Throughout his career, Philip Rivers has been a perfect example of a quarterback with an unorthodox throwing motion. It's been a topic of discussion just about every year, but never as much as these last two seasons. It's mainly being brought up more recently because of his interception numbers.
Philip Rivers has thrown for 4,000+ yards in the past four seasons, but he's only on pace for 3,732 this year. At the halfway mark of the season, the quarterback out of North Carolina State has 12 touchdowns and 10 interceptions. Despite all the interceptions and bad decisions, Rivers has the highest completion percentage of his career early in the season. He's also been sacked 20 times in eight games, which is 10 shy of last year's total.
It's ugly, we all know this. When Philip Rivers delivers the ball, it resembles an Olympian competing in a shot put competition. He, instead of the normal over the top throwing motion, pushes the ball to his receivers—or in this year's case, his running backs.

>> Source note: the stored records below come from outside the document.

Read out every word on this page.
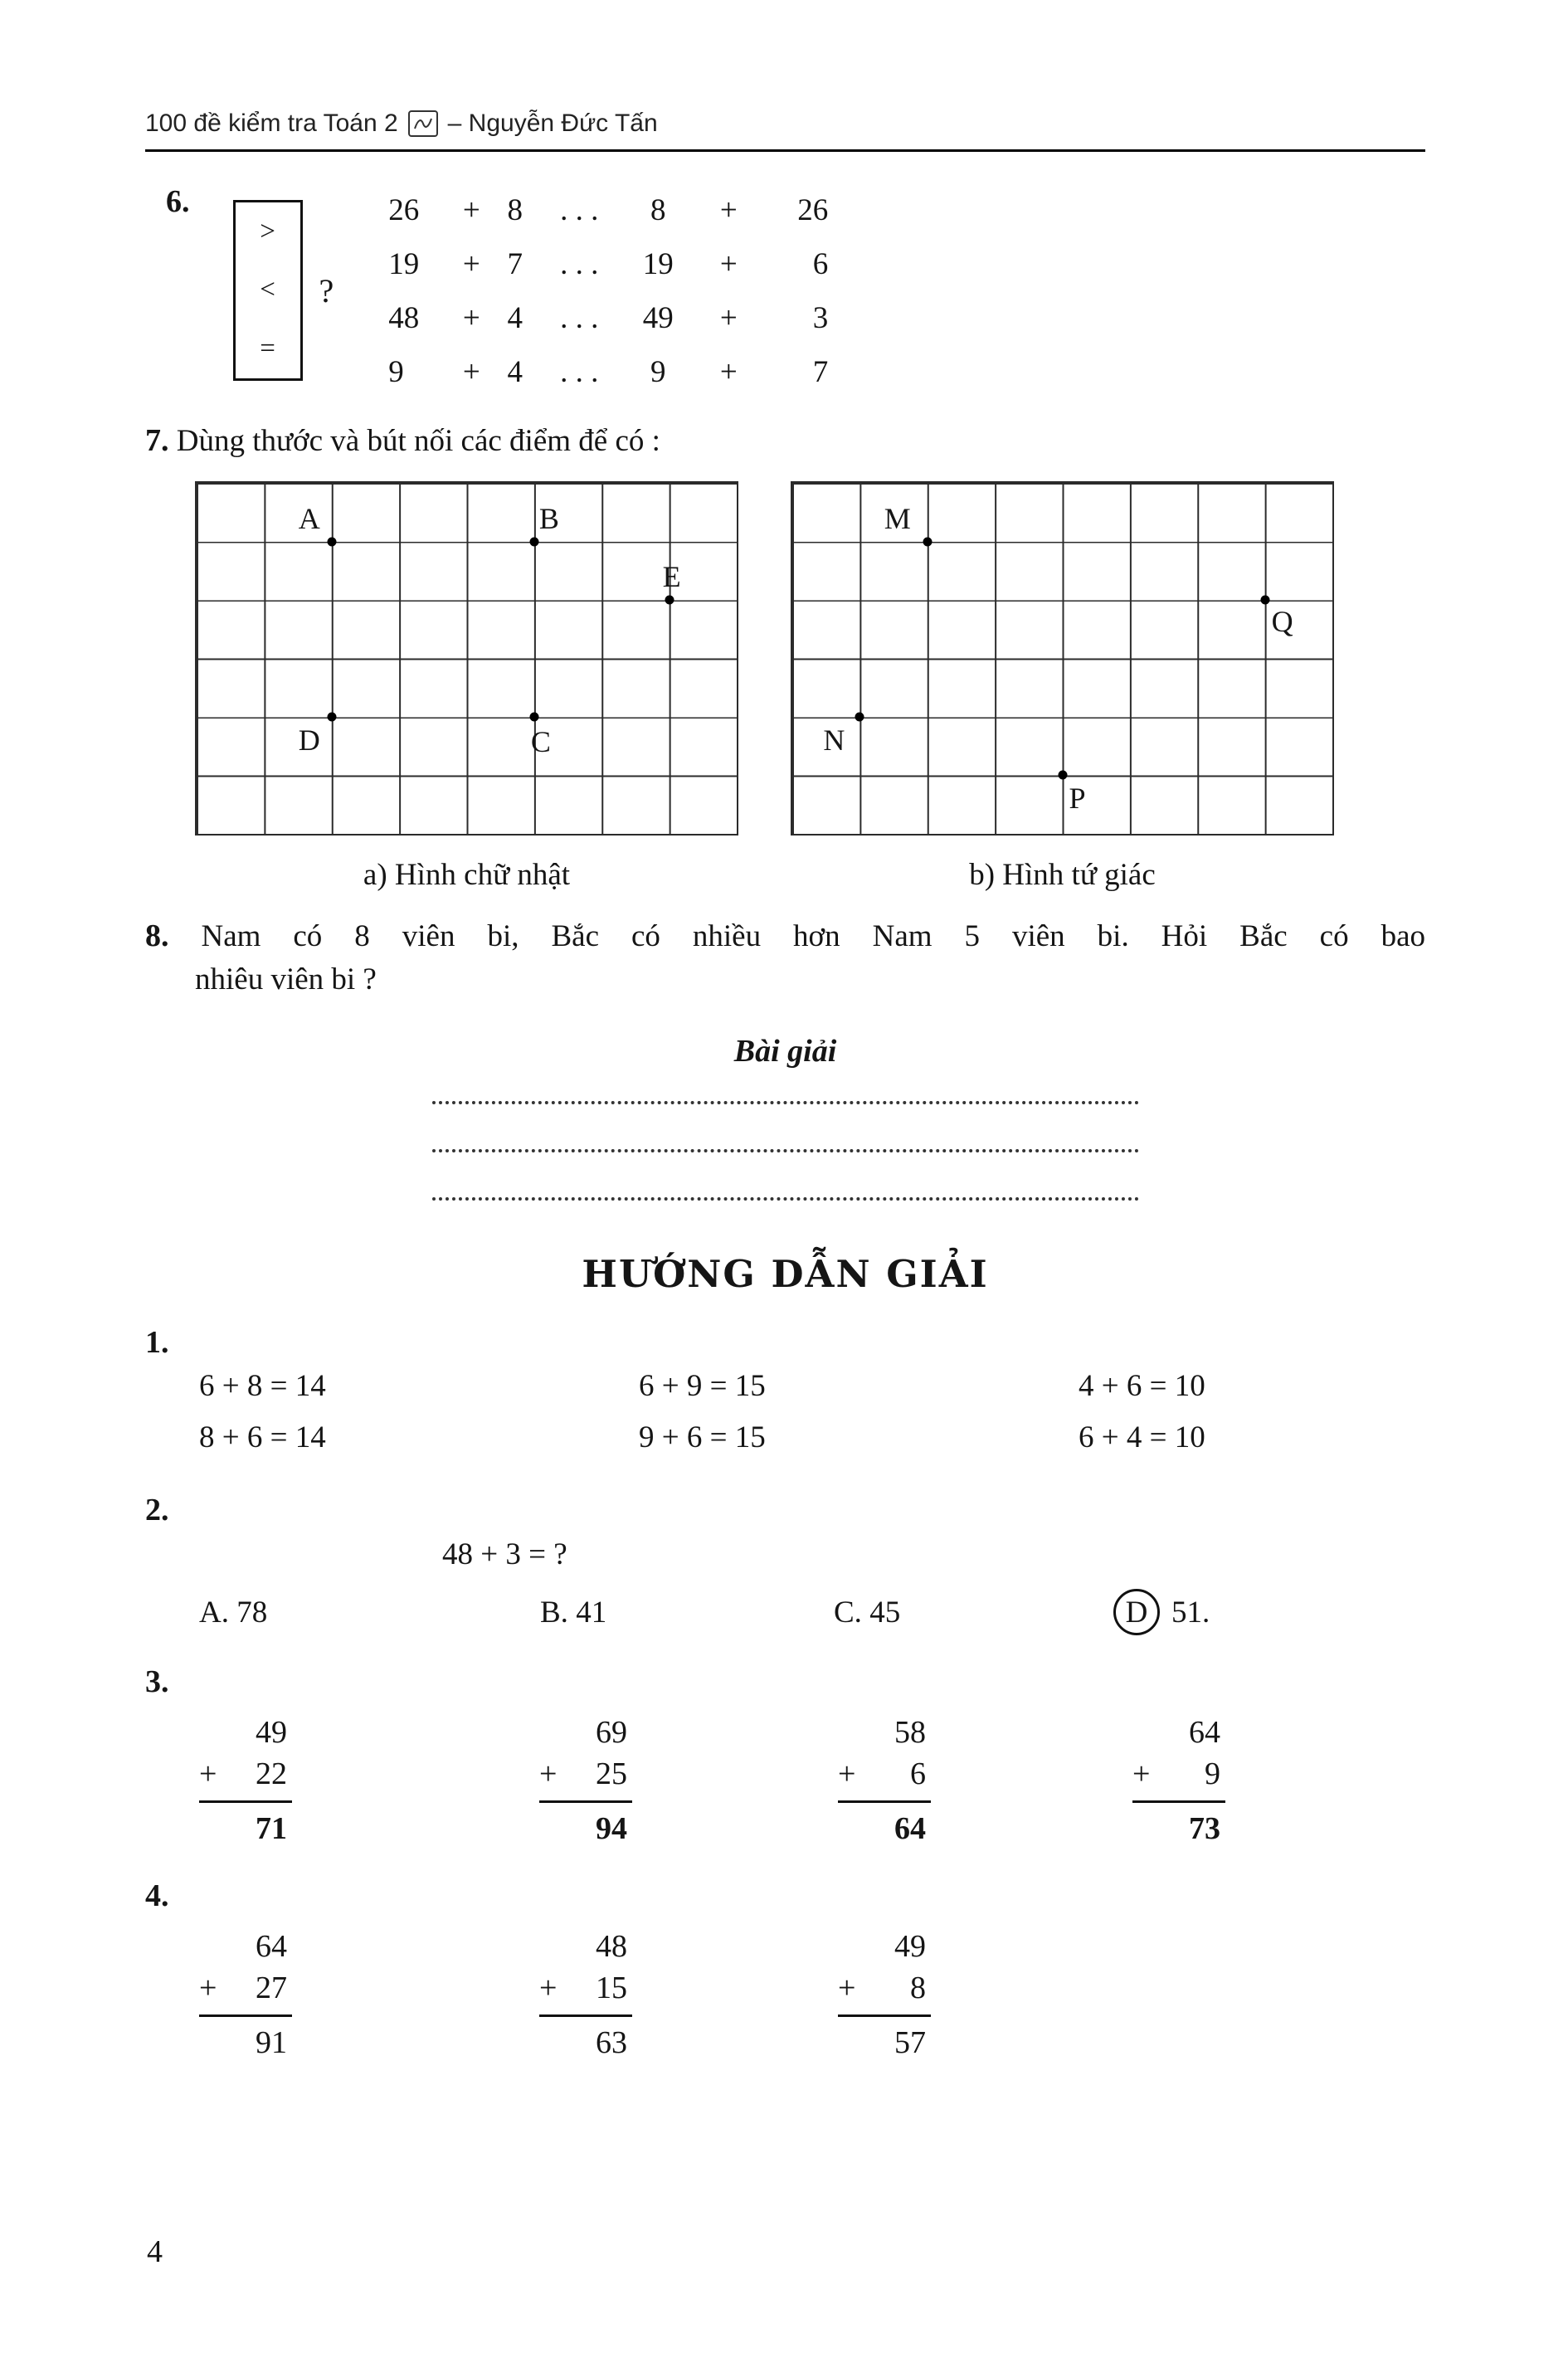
100 đề kiểm tra Toán 2 – Nguyễn Đức Tấn
6.
>
<
=
?
26	+ 8	. . .	8	+	26
19	+ 7	. . .	19	+	6
48	+ 4	. . .	49	+	3
9	+ 4	. . .	9	+	7
7. Dùng thước và bút nối các điểm để có :
A	B
E
D	C
M
Q
N
P
a) Hình chữ nhật	b) Hình tứ giác
8. Nam có 8 viên bi, Bắc có nhiều hơn Nam 5 viên bi. Hỏi Bắc có bao
nhiêu viên bi ?
Bài giải
HƯỚNG DẪN GIẢI
1.
6 + 8 = 14	6 + 9 = 15	4 + 6 = 10
8 + 6 = 14	9 + 6 = 15	6 + 4 = 10
2.
48 + 3 = ?
A. 78	B. 41	C. 45	D 51.
3.
49
+ 22
71
69
+ 25
94
58
+ 6
64
64
+ 9
73
4.
64
+ 27
91
48
+ 15
63
49
+ 8
57
4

Many scouts lowered his draft stock in 2004 because of this aspect of his game.
It's never really been a concern in the NFL for Rivers, besides the last two seasons. I've watched every game of Philip Rivers since he took over the starting position from Drew Brees and can say that his release is not the problem.
Weight Shift and Footwork
This is definitely the biggest issue in Philip Rivers' game. In the past two seasons, most of the interceptions thrown by number 17 have been under-thrown balls. This happens from not shifting his weight forward, probably because he has no pocket to step up into. Nonetheless, he's never been known to have extreme velocity on his throws, but recently they've looked even worse.
He must focus on moving up into the pocket and getting consistent velocity on his throws.
This really isn't a "mechanic," but it's definitely a big flaw in Rivers' game. Half of his interceptions have come from poor decisions, whether it's down the field or just boneheaded plays on the sideline or in the end zone.
Before all fans lose hope in Rivers, he needs to improve in all these aspects. I'm not writing to change your outlook on this team or this quarterback, but hear me out when I say this: Philip Rivers is not the problem in San Diego.